Regulatory and fee pressures are forcing the hedge fund industry to evolve, but a lively panel debate at the annual Linedata Exchange Europe client conference in London affirmed that with the right investment approach, infrastructure and distribution strategy, hedge funds will continue to succeed.
Paul McLernon, COO, Pensato Capital said that while regulation is driving up costs and complexities in product development and capital raising, it can also bring about positive change. “We should embrace change as an opportunity,” he said.
MiFID II compliance is a major undertaking for hedge funds and service providers alike. Geoff Galbraith, COO, Man Group explained that the next six months is a crunch period for MiFID II, “it impacts every aspect of an operating model.”
Paul Spendiff, managing director, Apex Fund Services, highlighted that with the industry still awaiting the final MiFID II requirements, preparation is not as advanced as usually expected at this stage, saying that “the usual pioneers for change are not as far along as they have been in the past, for example as seen with AIFMD.”
The panel also discussed profitability of hedge funds in an increasingly competitive environment. “The 2 and 20 fee model has been challenged for a long time,” said Galbraith, “people are willing to pay for performance but fees must be tailored to the investment strategy and vehicle”.
McLernon stated that the industry must “be flexible to the needs of investors” and Spendiff added that the assets under management required to break even has definitely increased, potentially now standing at $100-200 million.

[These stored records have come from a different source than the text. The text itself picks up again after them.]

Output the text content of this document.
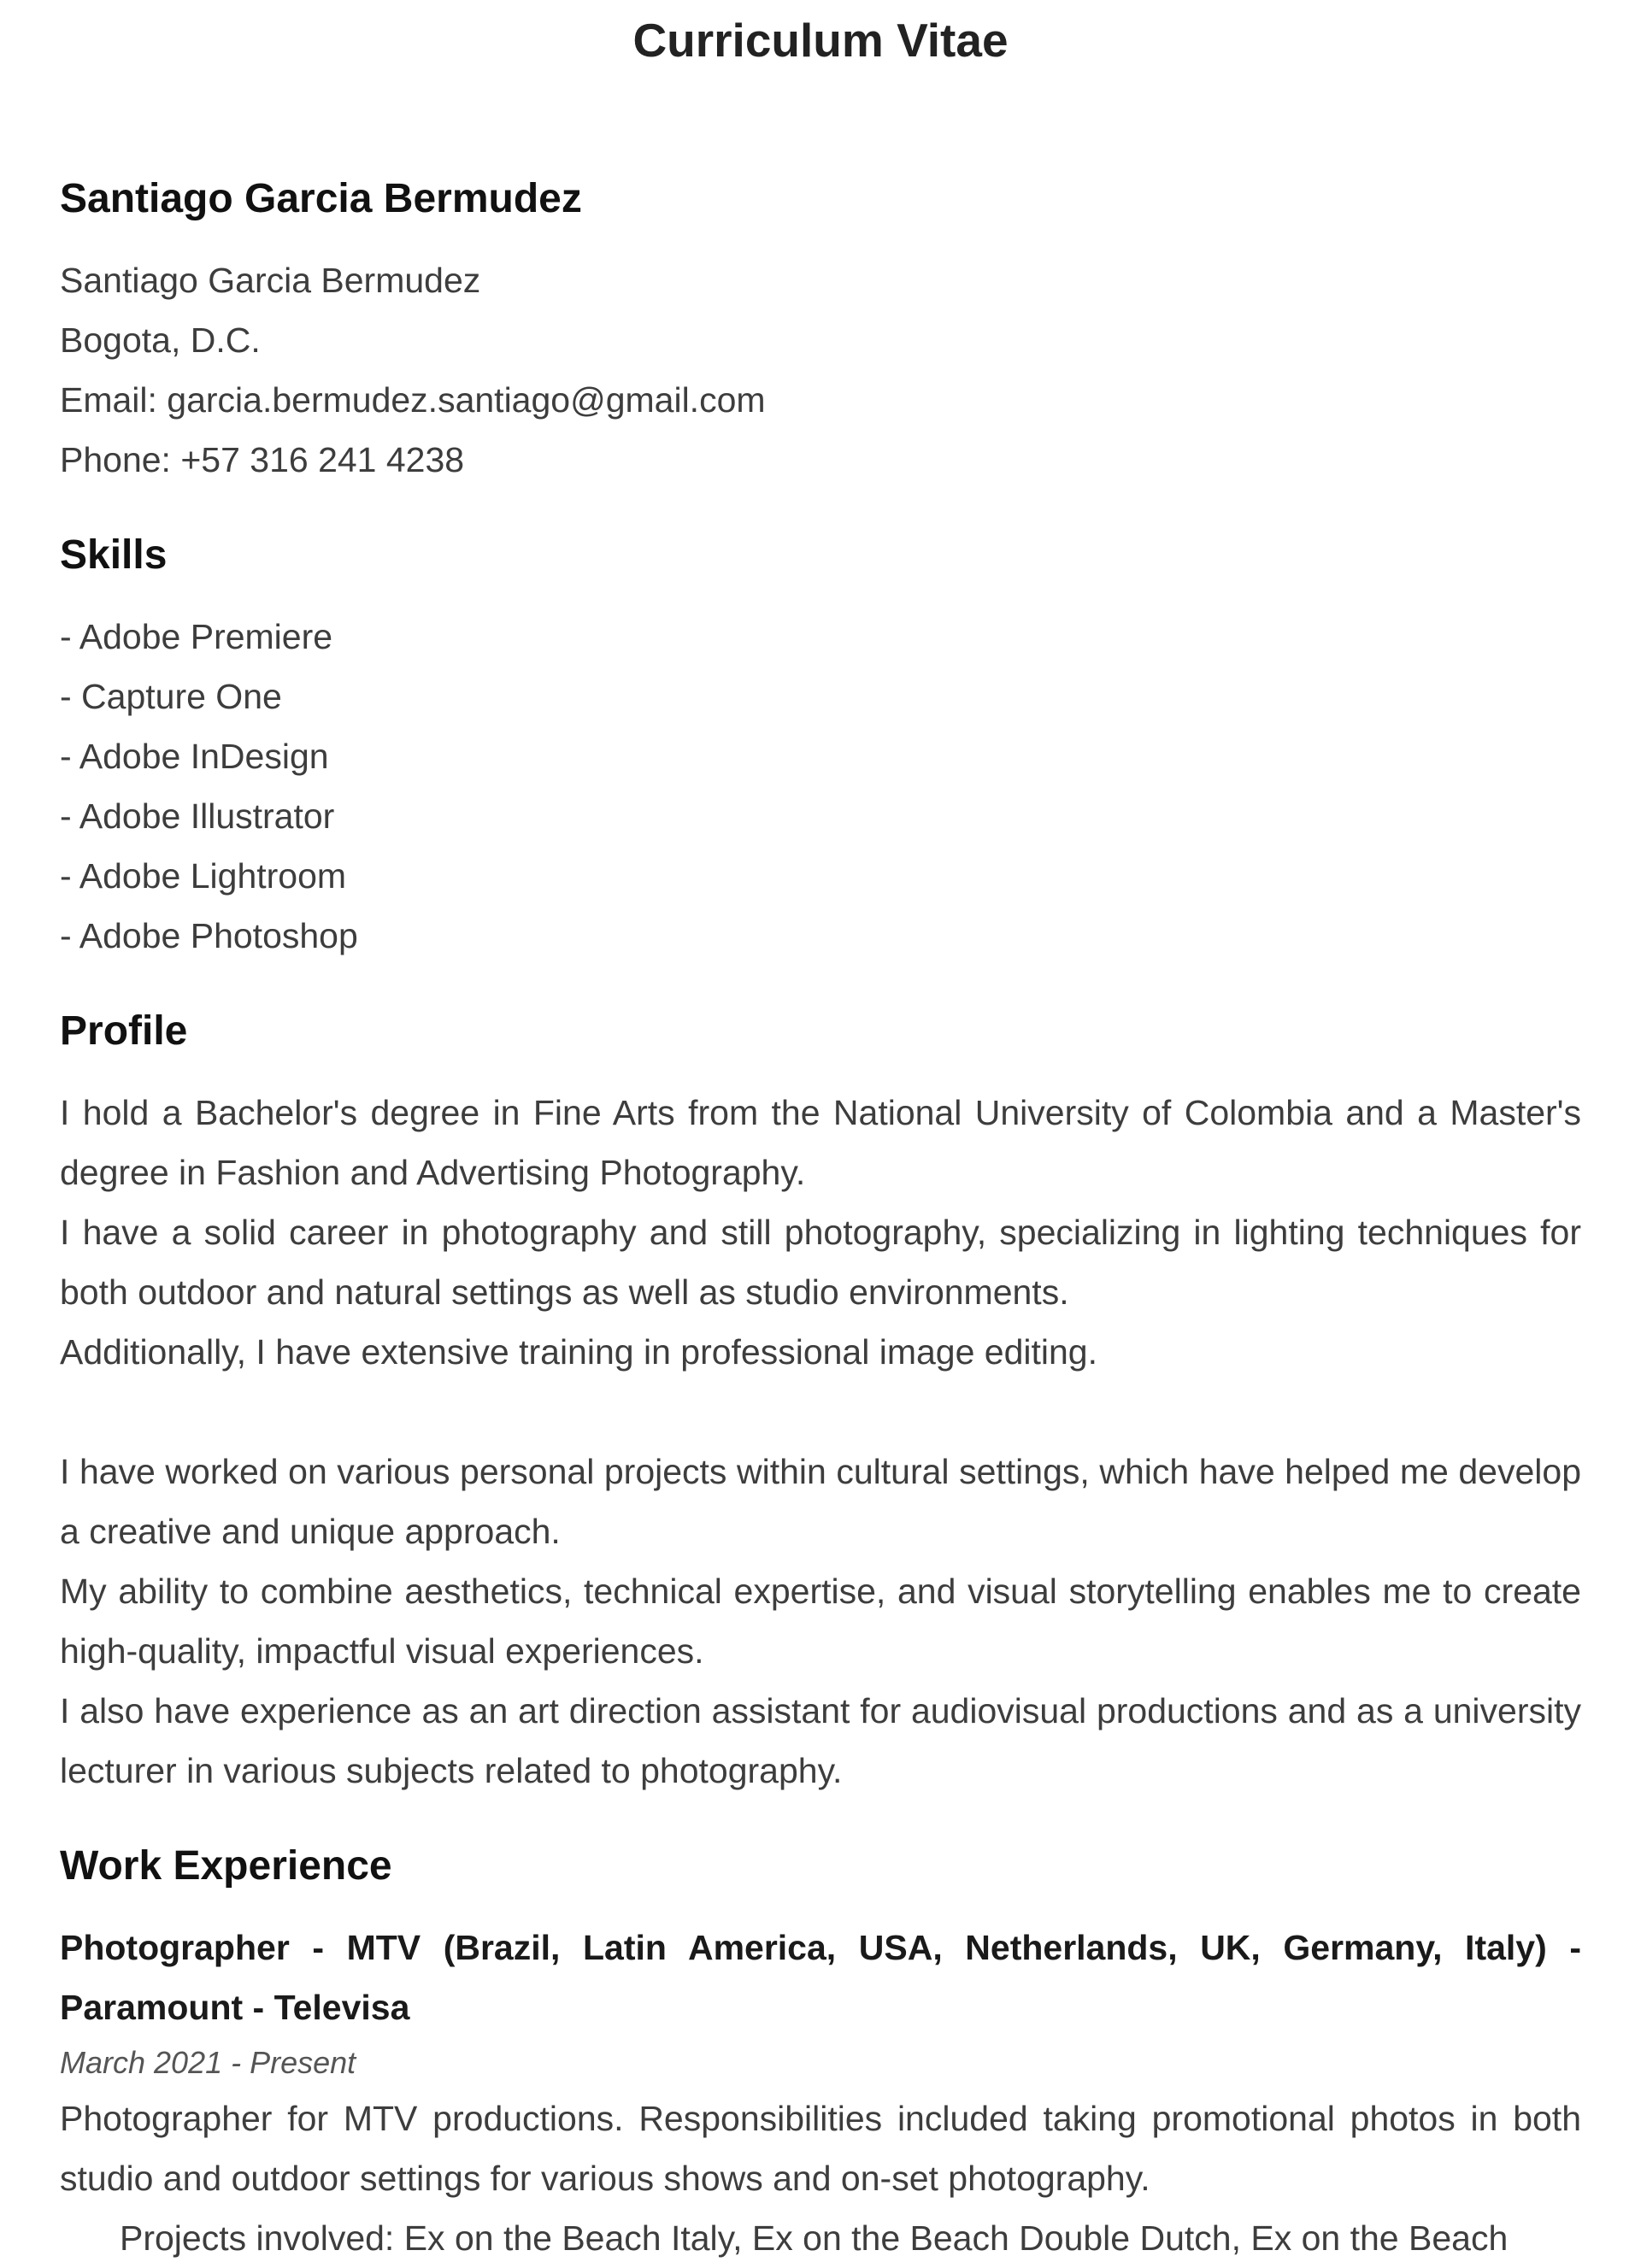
Curriculum Vitae
Santiago Garcia Bermudez
Santiago Garcia Bermudez
Bogota, D.C.
Email: garcia.bermudez.santiago@gmail.com
Phone: +57 316 241 4238
Skills
- Adobe Premiere
- Capture One
- Adobe InDesign
- Adobe Illustrator
- Adobe Lightroom
- Adobe Photoshop
Profile

I hold a Bachelor's degree in Fine Arts from the National University of Colombia and a Master's degree in Fashion and Advertising Photography.

I have a solid career in photography and still photography, specializing in lighting techniques for both outdoor and natural settings as well as studio environments.

Additionally, I have extensive training in professional image editing.

I have worked on various personal projects within cultural settings, which have helped me develop a creative and unique approach.

My ability to combine aesthetics, technical expertise, and visual storytelling enables me to create high-quality, impactful visual experiences.

I also have experience as an art direction assistant for audiovisual productions and as a university lecturer in various subjects related to photography.

Work Experience

Photographer - MTV (Brazil, Latin America, USA, Netherlands, UK, Germany, Italy) - Paramount - Televisa

March 2021 - Present

Photographer for MTV productions. Responsibilities included taking promotional photos in both studio and outdoor settings for various shows and on-set photography.

Projects involved: Ex on the Beach Italy, Ex on the Beach Double Dutch, Ex on the Beach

The drive to ensure future profitability is prompting managers to rethink their operating models. “Hedge funds need to be open to new ideas to generate revenue and diversify,” said McLernon. He also expects to see consolidation and a move to platforms, explaining that regulatory pressure will push smaller players onto the platforms of bigger players.
The panel identified opportunities to work with external providers to improve efficiency. “The hedge fund industry doesn’t have a monopoly on intellectual capital”, commented Galbraith. He said that funds will look to technological developments like blockchain to take out costs but this will take time.

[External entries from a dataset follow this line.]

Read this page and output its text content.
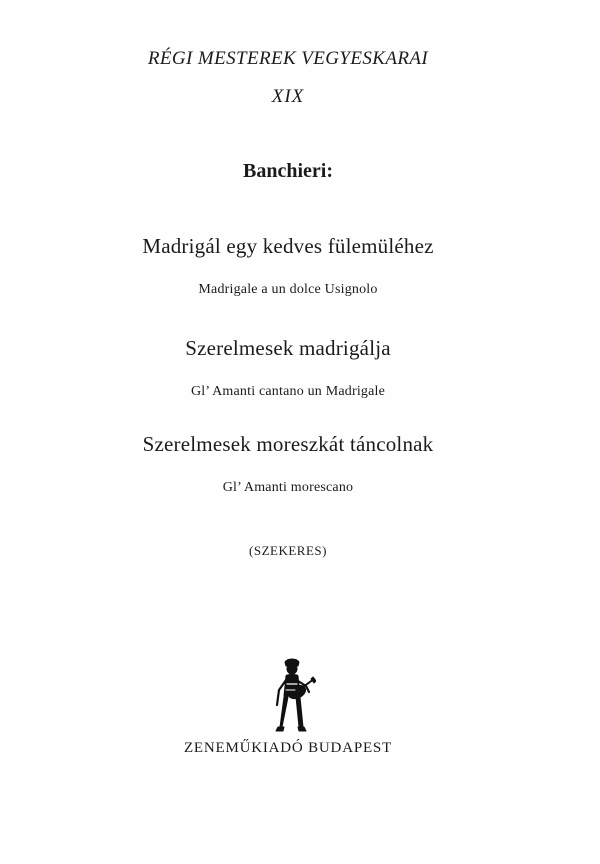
RÉGI MESTEREK VEGYESKARAI
XIX
Banchieri:
Madrigál egy kedves fülemüléhez
Madrigale a un dolce Usignolo
Szerelmesek madrigálja
Gl’ Amanti cantano un Madrigale
Szerelmesek moreszkát táncolnak
Gl’ Amanti morescano
(SZEKERES)
ZENEMŰKIADÓ BUDAPEST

“Embracing new technology can help lower barriers to entry for new funds” he added. Galbraith also cited big data and machine learning as areas of opportunity.

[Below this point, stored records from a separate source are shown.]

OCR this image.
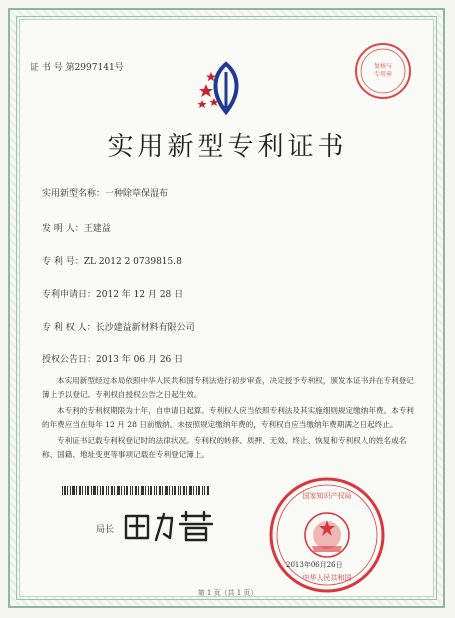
证 书 号 第2997141号	复核与
专用章
实用新型专利证书
实用新型名称：一种除草保湿布
发 明 人：王建益
专 利 号：ZL 2012 2 0739815.8
专利申请日：2012 年 12 月 28 日
专 利 权 人：长沙建益新材料有限公司
授权公告日：2013 年 06 月 26 日
本实用新型经过本局依照中华人民共和国专利法进行初步审查，决定授予专利权，颁发本证书并在专利登记簿上予以登记。专利权自授权公告之日起生效。
本专利的专利权期限为十年，自申请日起算。专利权人应当依照专利法及其实施细则规定缴纳年费。本专利的年费应当在每年 12 月 28 日前缴纳。未按照规定缴纳年费的，专利权自应当缴纳年费期满之日起终止。
专利证书记载专利权登记时的法律状况。专利权的转移、质押、无效、终止、恢复和专利权人的姓名或名称、国籍、地址变更等事项记载在专利登记簿上。
局长
国家知识产权局
中华人民共和国
2013年06月26日
第 1 页（共 1 页）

Ed Gouldstone, Global Head of Product for Asset Management at Linedata, commented: “We’re at a pivotal time for players across the asset management industry, particularly in hedge funds. There’s a continued drive to deliver value for clients and to increase transparency, and the challenge is for hedge funds to maintain and grow their profitability without sacrificing operational or investment performance. Our panel debate confirmed that the shape of the hedge fund sector is evolving, but the opportunities are there for the managers who are prepared to adapt.”